The second is much trickier, primarily because it is architecturally difficult to have programmatic control over the "inner" DAG. Currently, the file transfer tool is implemented as an "outer" DAG that
- Generates the file diff between local and remote
- Writes the inner DAG based on that diff
- Runs the inner DAG
- Verifies the integrity of the transfer manifest
The important thing to note is that none of these steps happen in the process that the user originally invoked, and none of them even happen in the same process as each other. This makes it difficult to exert programmatic control directly. Worse, we will constantly be fighting against the natural control path of the system, which is that DAGMan is running everything, and components pass information to each other in bespoke ways.
A plugin architecture may therefore be easier to implement than a callable library in terms of executing the entire transfer process; we might be able to still expose some of the internal for re-use by other software, but it will be difficult to expose the entire workflow to programmatic control. Even easier is a "menu of options" provided by the tool itself, with neither plugins nor an external programmatic API, but that may make some future use cases harder. I would encourage hard thinking about whether other tools really, really need to be integrated with the transfer tool, or whether they can run separately. rsync doesn't have plugins...

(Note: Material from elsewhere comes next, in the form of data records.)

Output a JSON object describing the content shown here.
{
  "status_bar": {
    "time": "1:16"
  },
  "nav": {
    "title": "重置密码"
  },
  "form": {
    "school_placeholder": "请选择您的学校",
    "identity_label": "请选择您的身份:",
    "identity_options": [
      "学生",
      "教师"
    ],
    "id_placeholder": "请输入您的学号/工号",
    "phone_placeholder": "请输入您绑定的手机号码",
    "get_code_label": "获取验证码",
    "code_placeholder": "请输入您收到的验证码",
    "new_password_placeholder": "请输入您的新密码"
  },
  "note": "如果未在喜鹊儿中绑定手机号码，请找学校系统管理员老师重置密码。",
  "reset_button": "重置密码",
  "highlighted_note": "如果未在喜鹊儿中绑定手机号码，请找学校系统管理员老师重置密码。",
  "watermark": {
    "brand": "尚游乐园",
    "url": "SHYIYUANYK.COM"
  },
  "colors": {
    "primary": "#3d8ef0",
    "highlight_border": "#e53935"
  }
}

Here are some options for moving ahead with librarification, not-necessarily mutually exclusive, and obviously not exhaustive:
Option 1: Pickle Everything
The initial process takes function references for certain internals, pickles them, and re-uses those pickles later. For example, the user could pass a list of functions that mutate the inner DAG, and the inner-DAG-writer will then call them in order. This keeps overall control inside the library but exposes a plugin-point for users to inject new behavior.
The obvious problem is that we need a generic, powerful interface for the plugins to be useful. I'm not sure what that interface would be.
Option 2: Expose Internals
We can expose the individual layers of the inner DAG as re-usable components that can be inserted into other DAGs. Likely, we would define the layers up to some vars. Signature might be something like
def add_transfer_layer(dag: DAG, remote_to_local: Dict[Path, Path], direction: TransferDirection) -> NodeLayer: ...which would add a layer to the given DAG that transfers files according to the mapping and the transfer direction (push or pull). We could verify in the postscript, or have a separate add_verify_layer function, and expose extra options like retries. This function would presumably be fed the results of the file manifest diff, which is another thing we could expose.
The problem with this option is that it would be very hard to run the original workflow - you would need to write your own workflow wrapper around the raw DAG it helps you build. The current workflow is very tightly coupled to the structure of the script, particularly in how it is "all-singing, all-dancing" - entirely self-contained in a single script without any real external dependencies.